From the study, via Cosmopolitan:

“I don’t put myself into my fantasies,” one asexual woman in the study explained to the researchers. “That is thoroughly unappealing to me. Instead, I imagine other people in sexual situations, and focus on their thoughts and feelings for a sort of vicarious arousal. I don’t want to do anything sexual with any of the people I imagine, and by themselves, they don’t turn me on.” In her experience, fantasizing is imagining getting turned on, not imagining to get turned on.

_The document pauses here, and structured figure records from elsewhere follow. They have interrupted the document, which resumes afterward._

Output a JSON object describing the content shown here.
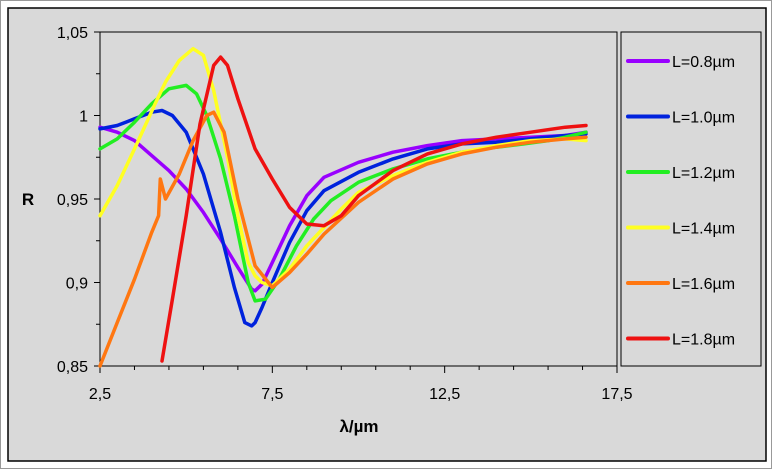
{
  "chart_data": {
    "type": "line",
    "title": "",
    "xlabel": "λ/µm",
    "ylabel": "R",
    "xlim": [
      2.5,
      17.5
    ],
    "ylim": [
      0.85,
      1.05
    ],
    "xticks": [
      2.5,
      7.5,
      12.5,
      17.5
    ],
    "xtick_labels": [
      "2,5",
      "7,5",
      "12,5",
      "17,5"
    ],
    "yticks": [
      0.85,
      0.9,
      0.95,
      1.0,
      1.05
    ],
    "ytick_labels": [
      "0,85",
      "0,9",
      "0,95",
      "1",
      "1,05"
    ],
    "grid": false,
    "legend_position": "right",
    "series": [
      {
        "name": "L=0.8µm",
        "color": "#9900ff",
        "x": [
          2.5,
          3.0,
          3.5,
          4.0,
          4.5,
          5.0,
          5.5,
          6.0,
          6.5,
          6.9,
          7.0,
          7.2,
          7.5,
          8.0,
          8.5,
          9.0,
          10.0,
          11.0,
          12.0,
          13.0,
          14.0,
          15.0,
          16.0,
          16.6
        ],
        "y": [
          0.993,
          0.99,
          0.985,
          0.976,
          0.967,
          0.956,
          0.942,
          0.926,
          0.909,
          0.896,
          0.895,
          0.899,
          0.912,
          0.934,
          0.952,
          0.963,
          0.972,
          0.978,
          0.982,
          0.985,
          0.986,
          0.987,
          0.988,
          0.99
        ]
      },
      {
        "name": "L=1.0µm",
        "color": "#0022dd",
        "x": [
          2.5,
          3.0,
          3.5,
          4.0,
          4.3,
          4.6,
          5.0,
          5.5,
          6.0,
          6.4,
          6.7,
          6.9,
          7.0,
          7.2,
          7.5,
          8.0,
          8.5,
          9.0,
          10.0,
          11.0,
          12.0,
          13.0,
          14.0,
          15.0,
          16.0,
          16.6
        ],
        "y": [
          0.992,
          0.994,
          0.998,
          1.002,
          1.003,
          1.0,
          0.99,
          0.965,
          0.93,
          0.897,
          0.876,
          0.874,
          0.876,
          0.885,
          0.9,
          0.924,
          0.943,
          0.955,
          0.966,
          0.974,
          0.98,
          0.983,
          0.984,
          0.986,
          0.988,
          0.989
        ]
      },
      {
        "name": "L=1.2µm",
        "color": "#22ee22",
        "x": [
          2.5,
          3.0,
          3.5,
          4.0,
          4.5,
          5.0,
          5.3,
          5.6,
          6.0,
          6.4,
          6.8,
          7.0,
          7.3,
          7.7,
          8.2,
          8.7,
          9.2,
          10.0,
          11.0,
          12.0,
          13.0,
          14.0,
          14.8,
          15.5,
          16.0,
          16.6
        ],
        "y": [
          0.98,
          0.986,
          0.996,
          1.007,
          1.016,
          1.018,
          1.013,
          1.0,
          0.974,
          0.94,
          0.9,
          0.889,
          0.89,
          0.902,
          0.922,
          0.938,
          0.949,
          0.96,
          0.968,
          0.974,
          0.978,
          0.981,
          0.983,
          0.985,
          0.987,
          0.99
        ]
      },
      {
        "name": "L=1.4µm",
        "color": "#ffff22",
        "x": [
          2.5,
          3.0,
          3.5,
          3.9,
          4.1,
          4.4,
          4.8,
          5.2,
          5.5,
          5.8,
          6.2,
          6.5,
          6.8,
          7.0,
          7.2,
          7.5,
          8.0,
          8.5,
          9.0,
          9.5,
          10.0,
          11.0,
          12.0,
          13.0,
          14.0,
          15.0,
          16.0,
          16.6
        ],
        "y": [
          0.94,
          0.958,
          0.98,
          0.998,
          1.007,
          1.02,
          1.033,
          1.04,
          1.036,
          1.015,
          0.975,
          0.94,
          0.912,
          0.904,
          0.9,
          0.898,
          0.908,
          0.922,
          0.933,
          0.944,
          0.954,
          0.964,
          0.972,
          0.978,
          0.982,
          0.985,
          0.986,
          0.985
        ]
      },
      {
        "name": "L=1.6µm",
        "color": "#ff7711",
        "x": [
          2.5,
          3.0,
          3.5,
          4.0,
          4.2,
          4.25,
          4.4,
          4.8,
          5.2,
          5.6,
          5.8,
          6.1,
          6.5,
          7.0,
          7.5,
          8.0,
          8.5,
          9.0,
          10.0,
          11.0,
          12.0,
          13.0,
          14.0,
          15.0,
          16.0,
          16.6
        ],
        "y": [
          0.85,
          0.876,
          0.902,
          0.93,
          0.94,
          0.962,
          0.95,
          0.965,
          0.985,
          1.0,
          1.002,
          0.99,
          0.95,
          0.91,
          0.897,
          0.906,
          0.917,
          0.929,
          0.948,
          0.962,
          0.971,
          0.977,
          0.981,
          0.984,
          0.986,
          0.987
        ]
      },
      {
        "name": "L=1.8µm",
        "color": "#ee1111",
        "x": [
          4.3,
          4.6,
          5.0,
          5.4,
          5.8,
          6.0,
          6.2,
          6.5,
          7.0,
          7.5,
          8.0,
          8.5,
          9.0,
          9.5,
          10.0,
          11.0,
          12.0,
          13.0,
          14.0,
          15.0,
          16.0,
          16.6
        ],
        "y": [
          0.853,
          0.89,
          0.94,
          0.995,
          1.03,
          1.035,
          1.03,
          1.01,
          0.98,
          0.962,
          0.945,
          0.935,
          0.934,
          0.94,
          0.952,
          0.967,
          0.977,
          0.983,
          0.987,
          0.99,
          0.993,
          0.994
        ]
      }
    ]
  }
}
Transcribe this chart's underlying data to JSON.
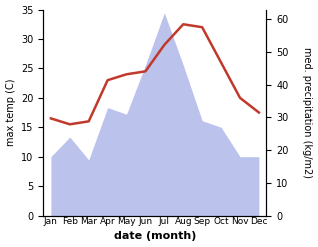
{
  "months": [
    "Jan",
    "Feb",
    "Mar",
    "Apr",
    "May",
    "Jun",
    "Jul",
    "Aug",
    "Sep",
    "Oct",
    "Nov",
    "Dec"
  ],
  "temperature": [
    16.5,
    15.5,
    16.0,
    23.0,
    24.0,
    24.5,
    29.0,
    32.5,
    32.0,
    26.0,
    20.0,
    17.5
  ],
  "precipitation": [
    18,
    24,
    17,
    33,
    31,
    46,
    62,
    46,
    29,
    27,
    18,
    18
  ],
  "temp_color": "#c0392b",
  "precip_color": "#b0b8e8",
  "temp_ylim": [
    0,
    35
  ],
  "precip_ylim": [
    0,
    63
  ],
  "temp_yticks": [
    0,
    5,
    10,
    15,
    20,
    25,
    30,
    35
  ],
  "precip_yticks": [
    0,
    10,
    20,
    30,
    40,
    50,
    60
  ],
  "xlabel": "date (month)",
  "ylabel_left": "max temp (C)",
  "ylabel_right": "med. precipitation (kg/m2)",
  "bg_color": "#ffffff",
  "temp_linewidth": 1.8,
  "xlabel_fontsize": 8,
  "ylabel_fontsize": 7,
  "tick_fontsize": 7,
  "xtick_fontsize": 6.5
}
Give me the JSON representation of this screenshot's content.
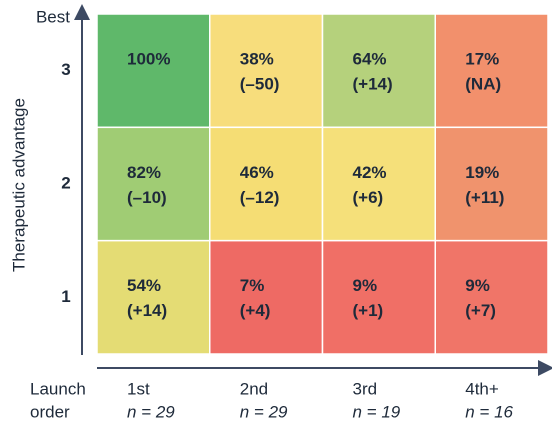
{
  "chart_data": {
    "type": "heatmap",
    "y_label": "Therapeutic advantage",
    "y_top_label": "Best",
    "x_label_lines": [
      "Launch",
      "order"
    ],
    "x_categories": [
      "1st",
      "2nd",
      "3rd",
      "4th+"
    ],
    "counts": [
      29,
      29,
      19,
      16
    ],
    "count_labels": [
      "n = 29",
      "n = 29",
      "n = 19",
      "n = 16"
    ],
    "y_categories": [
      "3",
      "2",
      "1"
    ],
    "values": [
      [
        100,
        38,
        64,
        17
      ],
      [
        82,
        46,
        42,
        19
      ],
      [
        54,
        7,
        9,
        9
      ]
    ],
    "value_labels": [
      [
        "100%",
        "38%",
        "64%",
        "17%"
      ],
      [
        "82%",
        "46%",
        "42%",
        "19%"
      ],
      [
        "54%",
        "7%",
        "9%",
        "9%"
      ]
    ],
    "changes": [
      [
        null,
        -50,
        14,
        null
      ],
      [
        -10,
        -12,
        6,
        11
      ],
      [
        14,
        4,
        1,
        7
      ]
    ],
    "change_labels": [
      [
        null,
        "(–50)",
        "(+14)",
        "(NA)"
      ],
      [
        "(–10)",
        "(–12)",
        "(+6)",
        "(+11)"
      ],
      [
        "(+14)",
        "(+4)",
        "(+1)",
        "(+7)"
      ]
    ],
    "colors": [
      [
        "#5fb86a",
        "#f7dd7c",
        "#b5d17c",
        "#f2906c"
      ],
      [
        "#a0cc74",
        "#f5dd74",
        "#f5e07a",
        "#f0936d"
      ],
      [
        "#e4dc74",
        "#ee6a64",
        "#f06f66",
        "#f07568"
      ]
    ]
  }
}
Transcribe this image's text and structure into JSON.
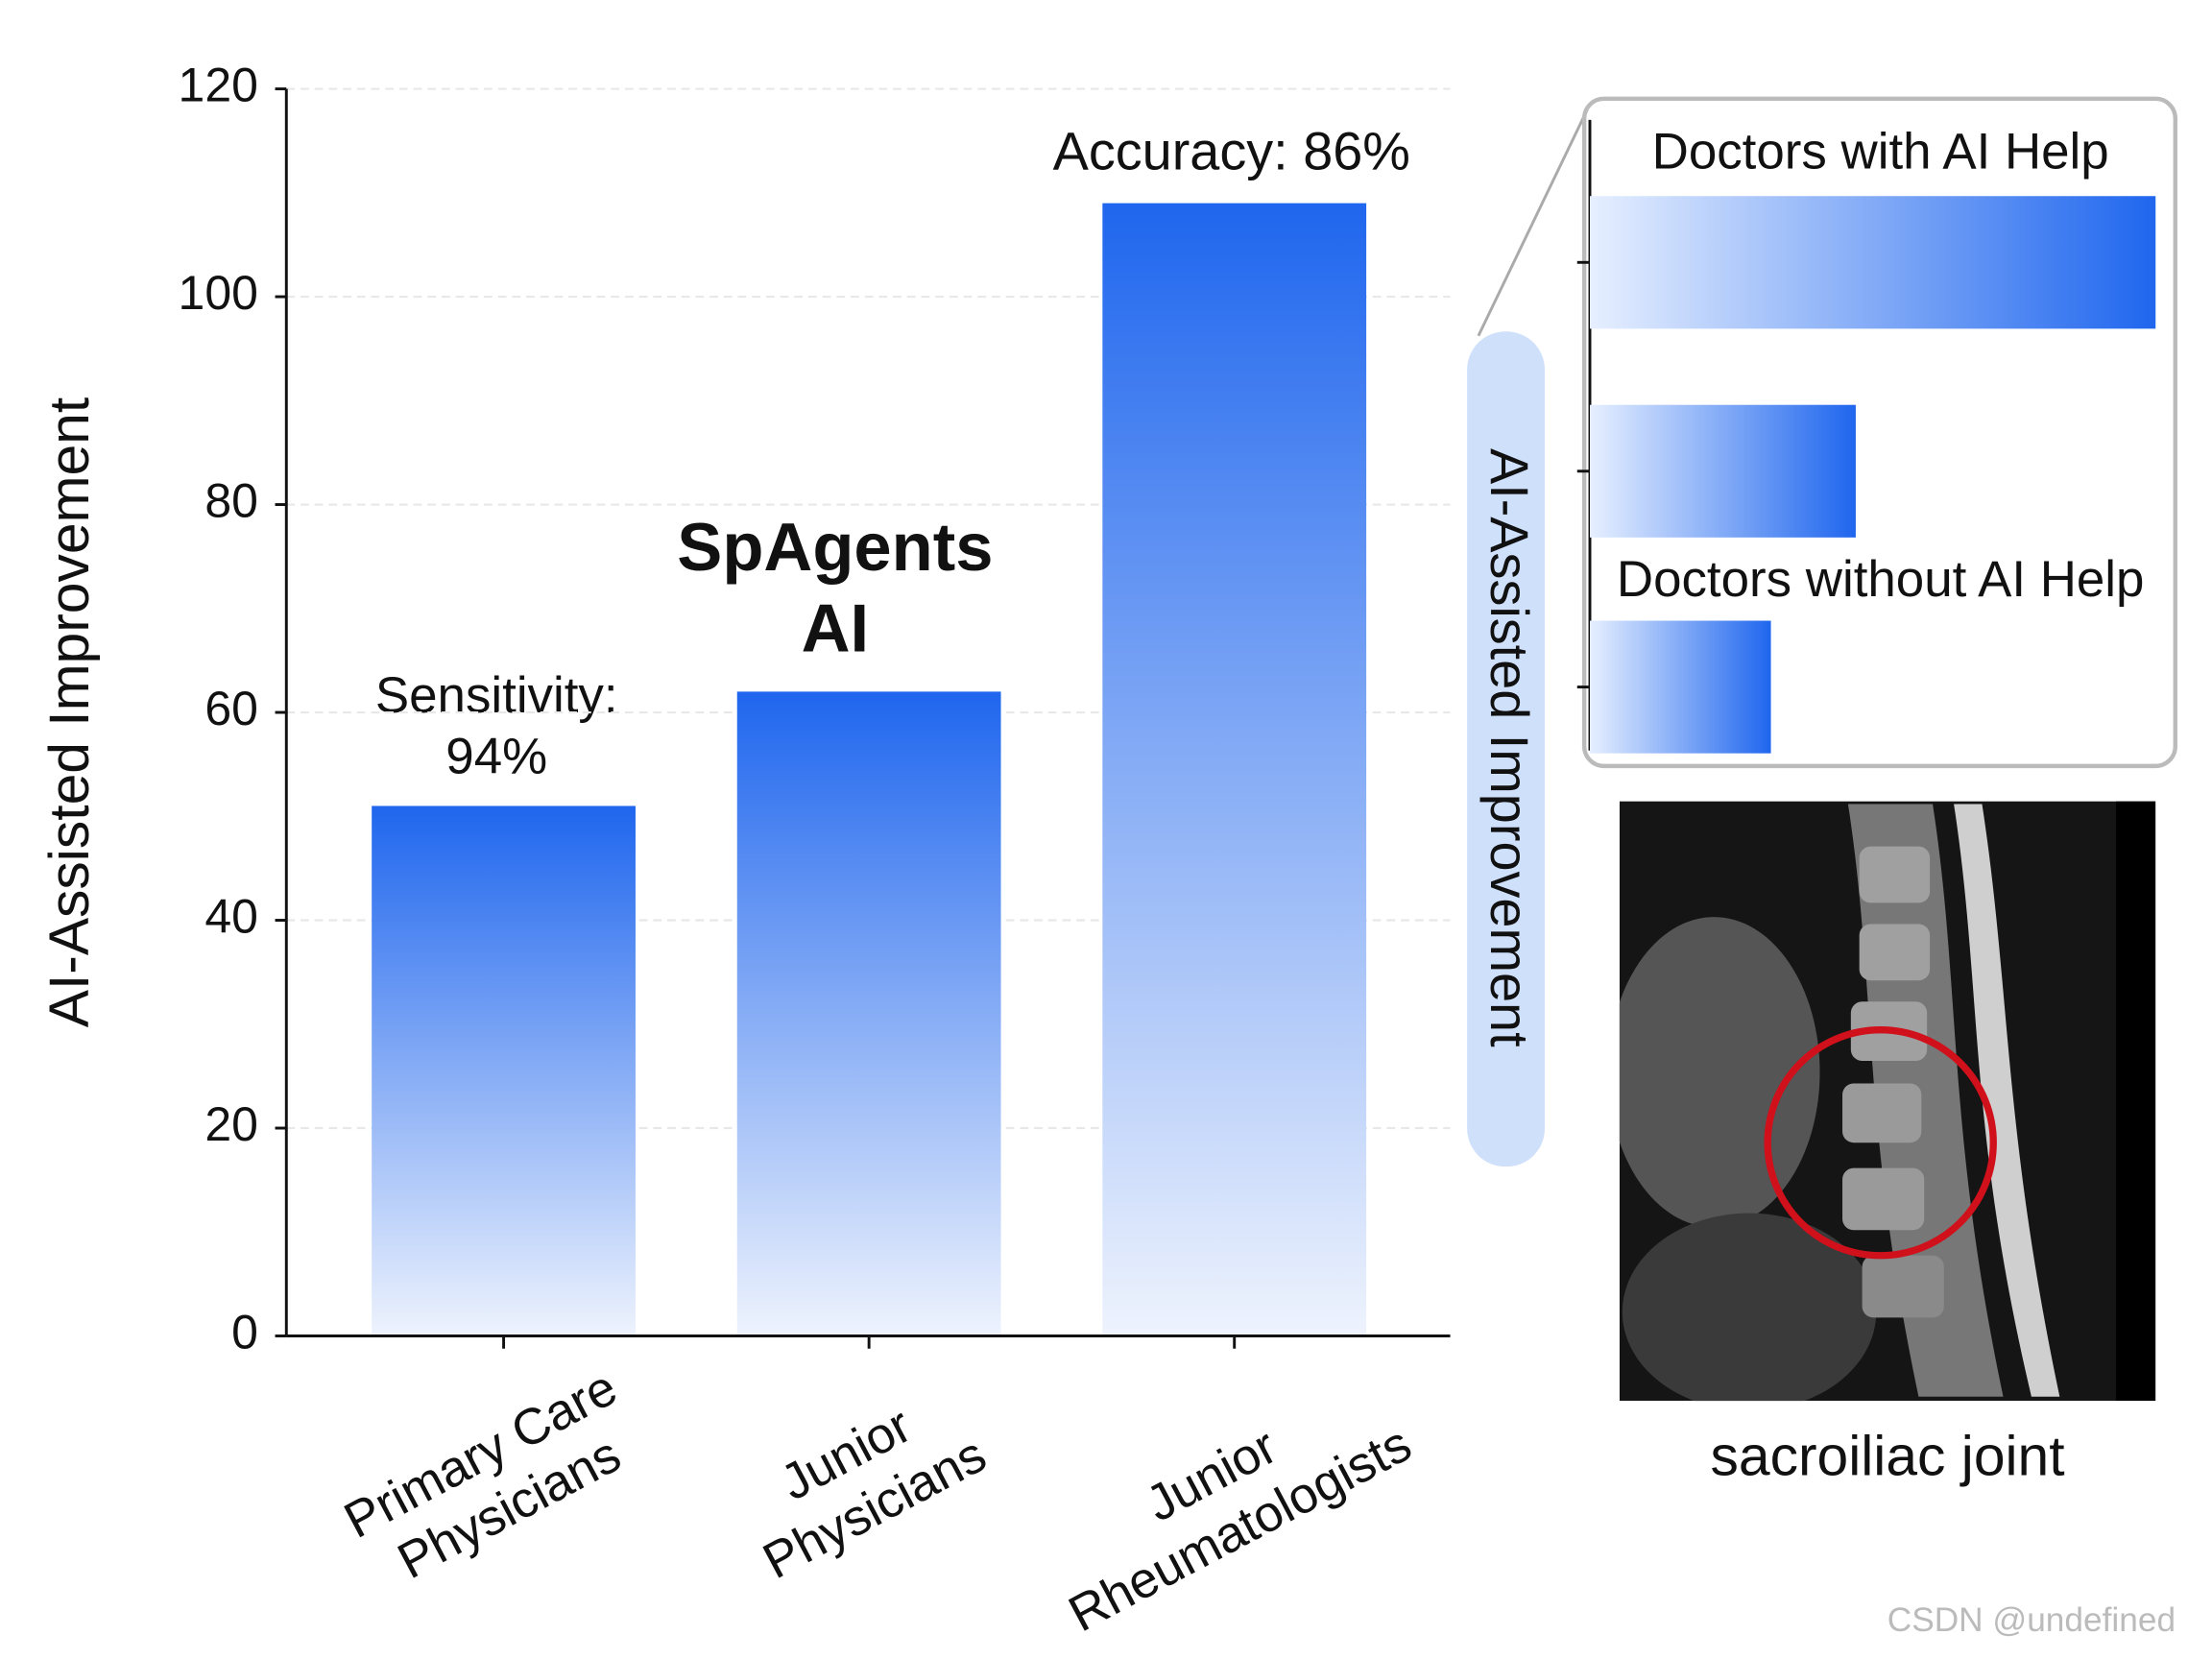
{
  "chart_data": [
    {
      "type": "bar",
      "y_label": "AI-Assisted Improvement",
      "categories": [
        "Primary Care\nPhysicians",
        "Junior\nPhysicians",
        "Junior\nRheumatologists"
      ],
      "values": [
        51,
        62,
        109
      ],
      "color": "#1f66ee",
      "ylim": [
        0,
        120
      ],
      "yticks": [
        0,
        20,
        40,
        60,
        80,
        100,
        120
      ],
      "grid": true,
      "annotations": [
        "Sensitivity:\n94%",
        "SpAgents\nAI",
        "Accuracy: 86%"
      ]
    },
    {
      "type": "hbar",
      "y_label": "AI-Assisted Improvement",
      "categories": [
        "Doctors with AI Help",
        null,
        "Doctors without AI Help"
      ],
      "values": [
        100,
        47,
        32
      ],
      "color": "#1f66ee",
      "xlim": [
        0,
        100
      ]
    }
  ],
  "image": {
    "caption": "sacroiliac joint"
  },
  "watermark": "CSDN @undefined"
}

This isn’t an uncommon sentiment. According to The Science Of Us, which published a selection of responses subjects gave researchers, those asexuals who do engage in sexual fantasies often involve people other than themselves (sometimes fictional) and say they’re happy fantasizing about others enjoying their sexuality:

I enjoy watching other people enjoy their sexuality. I like the role of being strictly a voyeur but I love being the cause of them enjoying their sexuality. Although I am very excited by these situations I wouldn’t call it sexual excitement. Although my body is clearly aroused by it, I have no desire to attend to that arousal. I very much enjoy being the one who does not physically engage in sexual behavior while being the one who provokes it in others. I like to see my romantic partner endure unpleasant situations that I’ve created because I feel that his willingness to sacrifice his comfort is an expression of his devotion to me. I like to see a partner insensible with excitement or pleasure because of my interaction with them. This makes me feel very emotionally enticed and engaged but sexually I feel disengaged and disinterested even though my body is aroused (female, 35 years old)

This is the beginning of some very interesting research. Now that we know that those who identify as asexual do, in fact, fantasize or enjoy engaging in sexual activities with themselves, we can look at how sexual and asexual groups differ and what purposes sexual fantasies serve for those who have no interest (or don’t feel they can have an interest) in engaging in all that sex stuff we’re always talking about.